That many Russians died to secure Soviet control over Central/Eastern Europe is not proof that the Soviets were self-sacrificial liberators, but rather that in Soviet, and ultimately Russian, culture, human life is much more dispensable to those in power than it is in the West. The Tsars, and their Soviet successors, were tyrants who could decide the fate of any subject. To this day, the Russian leadership has no problem in carrying out assassinations of politically problematic people, even abroad. The Soviet-installed government in Poland following WWII operated according to similar principles and under Soviet directives, though not to the same extremes as the Soviet leadership. Pilecki is one of many who were brutally tortured and executed by the communists, many of them members of the Home Army. Both Nazis and Soviets took part in exterminating swathes of Polish society they saw as a threat or an inconvenience to their rule (e.g. Katyn massacre), during and also, in the case of the Soviets, following the War.

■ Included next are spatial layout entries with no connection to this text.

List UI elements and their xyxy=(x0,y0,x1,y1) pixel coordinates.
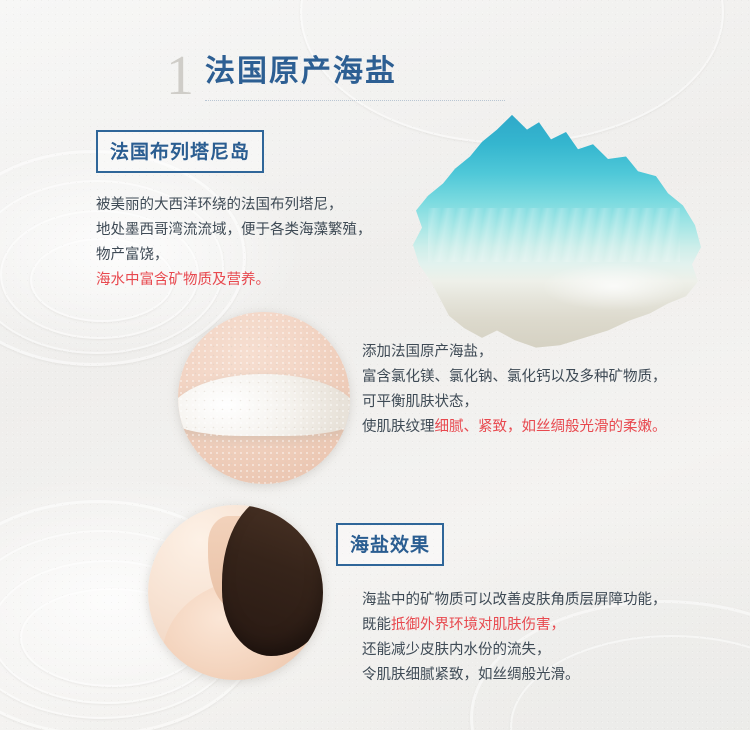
brittany-highlight-line: 海水中富含矿物质及营养。 xyxy=(96,268,372,293)
salt-line-4: 使肌肤纹理细腻、紧致，如丝绸般光滑的柔嫩。 xyxy=(362,415,667,440)
paragraph-effect: 海盐中的矿物质可以改善皮肤角质层屏障功能， 既能抵御外界环境对肌肤伤害， 还能减… xyxy=(362,588,667,688)
label-salt-effect: 海盐效果 xyxy=(336,523,444,566)
section-number: 1 xyxy=(166,48,194,104)
salt-line-2: 富含氯化镁、氯化钠、氯化钙以及多种矿物质， xyxy=(362,365,667,390)
paragraph-brittany: 被美丽的大西洋环绕的法国布列塔尼， 地处墨西哥湾流流域，便于各类海藻繁殖， 物产… xyxy=(96,193,372,293)
product-detail-page: 1 法国原产海盐 法国布列塔尼岛 被美丽的大西洋环绕的法国布列塔尼， 地处墨西哥… xyxy=(0,0,750,730)
sea-photo-fill xyxy=(404,110,704,355)
brittany-map-image xyxy=(404,110,704,355)
title-divider xyxy=(205,100,505,101)
salt-line-1: 添加法国原产海盐， xyxy=(362,340,667,365)
brittany-line-2: 地处墨西哥湾流流域，便于各类海藻繁殖， xyxy=(96,218,372,243)
effect-line-2-highlight: 抵御外界环境对肌肤伤害， xyxy=(391,617,565,633)
salt-line-3: 可平衡肌肤状态， xyxy=(362,390,667,415)
effect-line-4: 令肌肤细腻紧致，如丝绸般光滑。 xyxy=(362,663,667,688)
effect-line-2-prefix: 既能 xyxy=(362,617,391,633)
effect-line-3: 还能减少皮肤内水份的流失， xyxy=(362,638,667,663)
sea-salt-photo xyxy=(178,312,350,484)
label-brittany: 法国布列塔尼岛 xyxy=(96,130,264,173)
salt-grain-texture xyxy=(178,312,350,484)
paragraph-salt: 添加法国原产海盐， 富含氯化镁、氯化钠、氯化钙以及多种矿物质， 可平衡肌肤状态，… xyxy=(362,340,667,440)
salt-line-4-prefix: 使肌肤纹理 xyxy=(362,419,435,435)
brittany-line-1: 被美丽的大西洋环绕的法国布列塔尼， xyxy=(96,193,372,218)
effect-line-2: 既能抵御外界环境对肌肤伤害， xyxy=(362,613,667,638)
salt-line-4-highlight: 细腻、紧致，如丝绸般光滑的柔嫩。 xyxy=(435,419,667,435)
section-header: 1 法国原产海盐 xyxy=(0,28,750,98)
skin-photo xyxy=(148,505,323,680)
page-title: 法国原产海盐 xyxy=(205,53,397,91)
effect-line-1: 海盐中的矿物质可以改善皮肤角质层屏障功能， xyxy=(362,588,667,613)
brittany-line-3: 物产富饶， xyxy=(96,243,372,268)
hair-shape xyxy=(222,505,324,656)
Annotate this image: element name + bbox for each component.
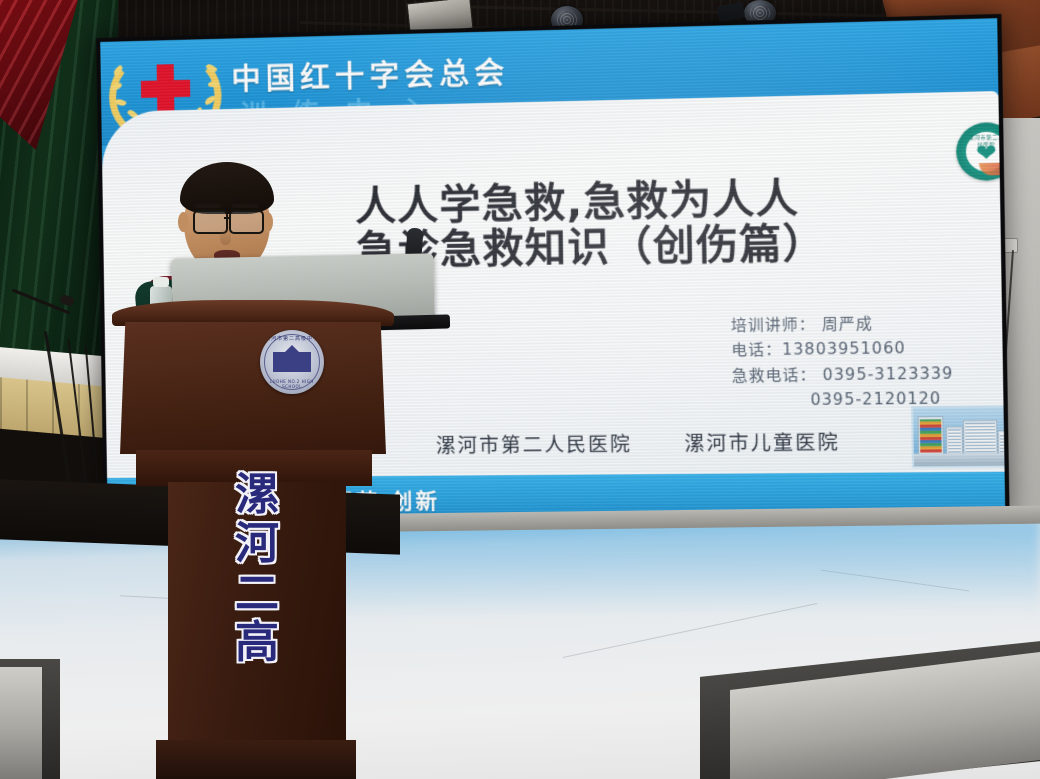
crest-building-icon (273, 352, 311, 372)
heart-icon: ❤ (976, 140, 997, 164)
instructor-line: 培训讲师： 周严成 (731, 310, 953, 338)
phone-line: 电话：13803951060 (731, 335, 953, 363)
red-cross-horizontal (141, 80, 190, 98)
speaker-podium: 漯河市第二高级中学 LUOHE NO.2 HIGH SCHOOL 漯 河 二 高 (108, 300, 398, 779)
sign-char: 河 (226, 519, 288, 568)
sign-char: 漯 (226, 470, 288, 519)
sign-char: 二 (226, 569, 288, 618)
hospital-names: 漯河市第二人民医院 漯河市儿童医院 (436, 427, 841, 458)
eyeglasses-lens-right (229, 210, 264, 234)
presenter-nose (220, 228, 231, 245)
eyeglasses-bridge (224, 217, 231, 219)
presenter-eyebrow (195, 204, 221, 208)
title-line-1: 人人学急救,急救为人人 (355, 176, 921, 228)
hospital-building-photo (911, 405, 1005, 468)
podium-school-sign: 漯 河 二 高 (226, 470, 288, 667)
crest-top-text: 漯河市第二高级中学 (260, 335, 324, 342)
emblem-ring: 漯河市第二人民医院 ❤ (961, 127, 1005, 176)
instructor-info: 培训讲师： 周严成 电话：13803951060 急救电话： 0395-3123… (731, 310, 954, 413)
stage-riser (0, 667, 42, 779)
podium-front-panel: 漯河市第二高级中学 LUOHE NO.2 HIGH SCHOOL (120, 322, 386, 454)
slide-title: 人人学急救,急救为人人 急诊急救知识（创伤篇） (355, 176, 922, 273)
lecture-hall-scene: 中国红十字会总会 训练中心 漯河市第二人民医院 ❤ 人人学急救,急救为人人 急诊… (0, 0, 1040, 779)
sign-char: 高 (226, 618, 288, 667)
bottle-cap (153, 277, 169, 287)
presenter-eyebrow (232, 204, 258, 208)
building (946, 426, 964, 455)
presenter-ear (178, 212, 189, 232)
title-line-2: 急诊急救知识（创伤篇） (356, 220, 922, 273)
photo-foreground (914, 453, 1005, 466)
screen-reflection (330, 520, 1040, 615)
hospital-name-primary: 漯河市第二人民医院 (436, 433, 632, 457)
crest-bottom-text: LUOHE NO.2 HIGH SCHOOL (260, 379, 324, 389)
school-crest: 漯河市第二高级中学 LUOHE NO.2 HIGH SCHOOL (260, 330, 324, 394)
building (963, 420, 998, 456)
building (918, 416, 944, 456)
podium-base (156, 740, 356, 779)
building (997, 430, 1005, 455)
emergency-phone-line: 急救电话： 0395-3123339 (732, 361, 954, 389)
hospital-name-secondary: 漯河市儿童医院 (684, 432, 840, 456)
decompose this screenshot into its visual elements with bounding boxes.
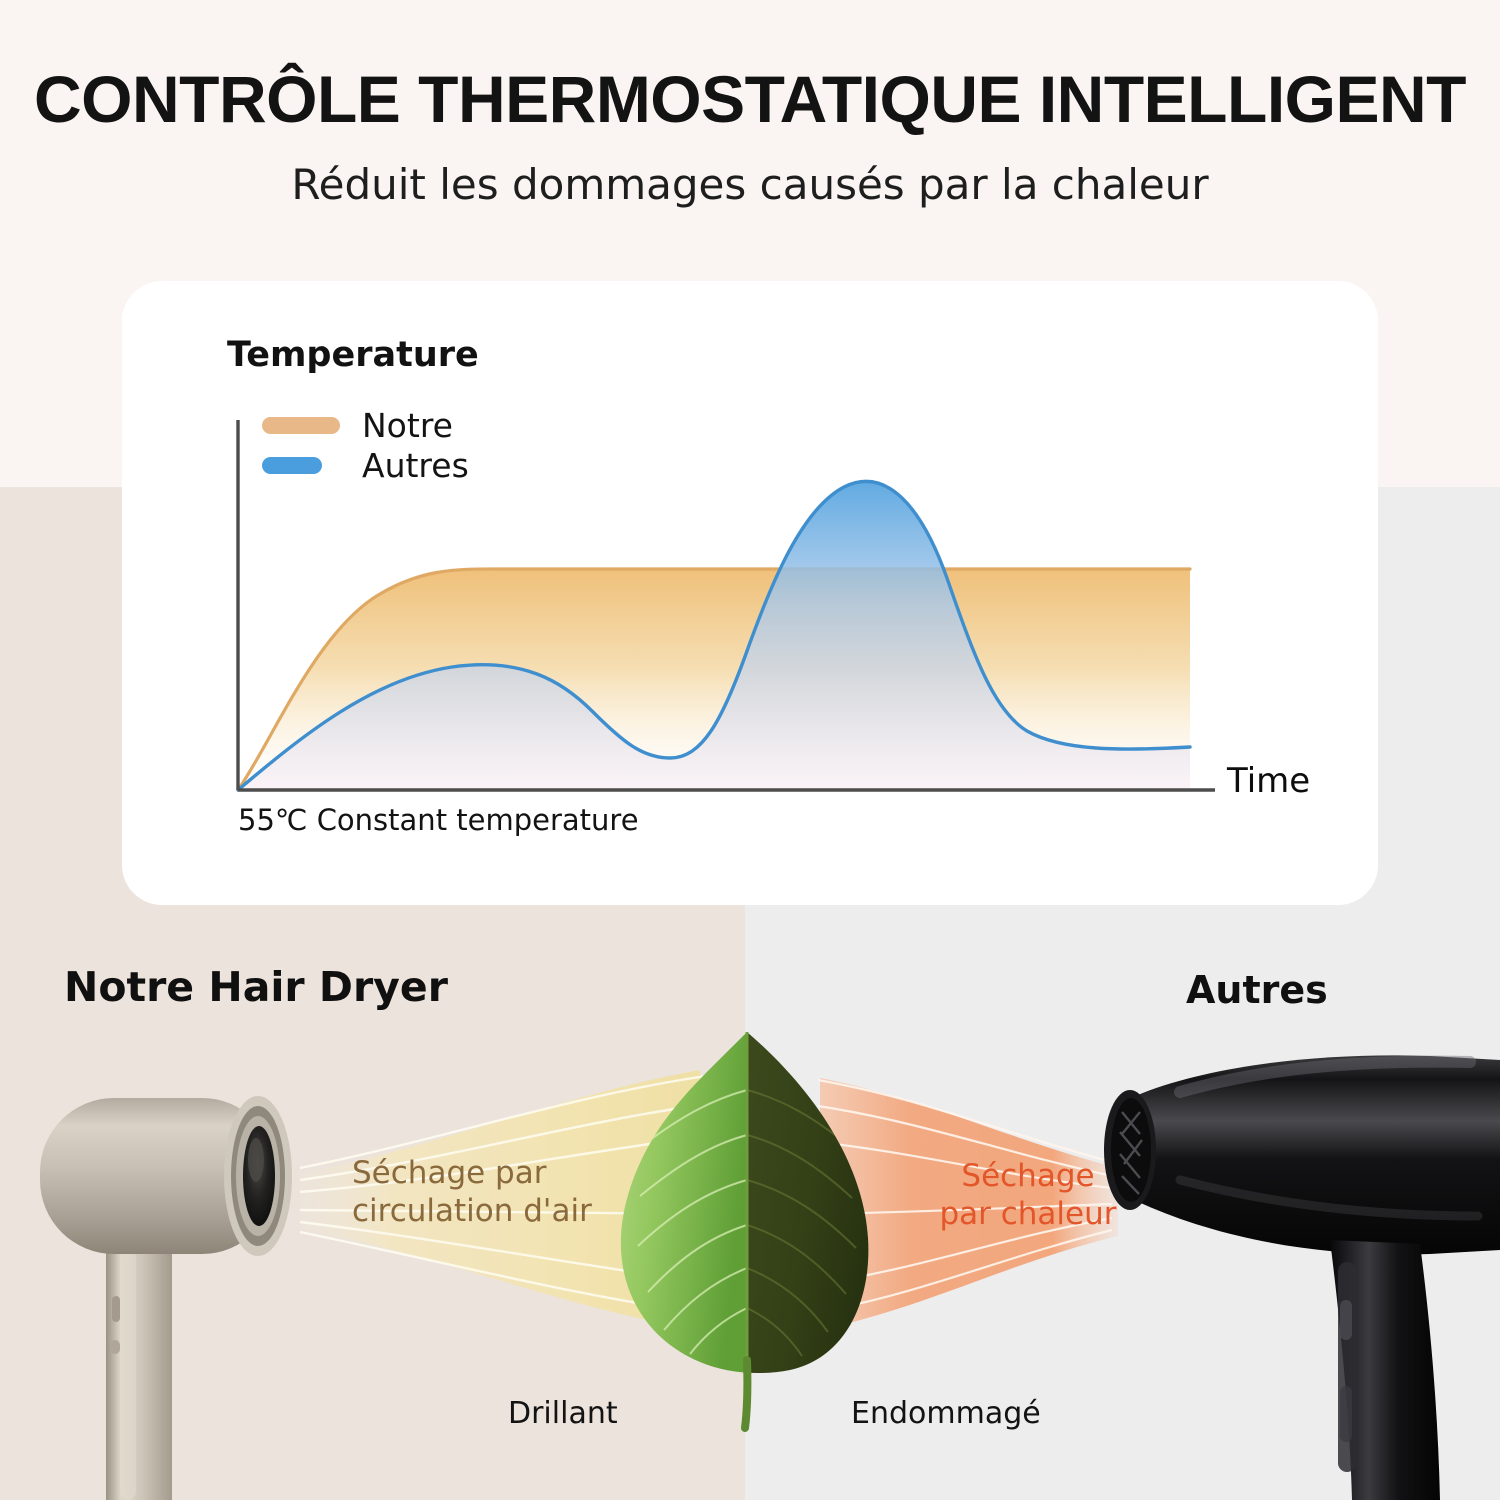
hot-airflow-label: Séchage par chaleur [938, 1158, 1118, 1234]
right-result-caption: Endommagé [851, 1396, 1041, 1431]
right-section-heading: Autres [1186, 968, 1328, 1012]
cool-airflow-label: Séchage par circulation d'air [352, 1155, 612, 1231]
left-result-caption: Drillant [508, 1396, 618, 1431]
our-hair-dryer [40, 1096, 292, 1500]
infographic-canvas: CONTRÔLE THERMOSTATIQUE INTELLIGENT Rédu… [0, 0, 1500, 1500]
other-hair-dryer [1104, 1055, 1500, 1500]
left-section-heading: Notre Hair Dryer [64, 963, 448, 1011]
comparison-illustration [0, 0, 1500, 1500]
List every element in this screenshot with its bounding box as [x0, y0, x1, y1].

It is easy to lay blame at the feet of a handful of leaders and forget that in centuries the Russian people put their arms, their strength, their blood behind such. It is easy to focus on a single tiny person within the scope of history and say of course this person had no power and no complicity in evil and forget that the totality of the Russian people are complicit in the actions of their leaders.
Tell me, who was responsible for the hundreds of thousands killed in the battle of Verdun: individual soldiers? Scared to death, trembling, half-insane, playing dead under the dead, left without any reasonable choice, resembling more animals than humans? Or someone else, who actually sent them there?
The same was true of prior tyrants they embraced.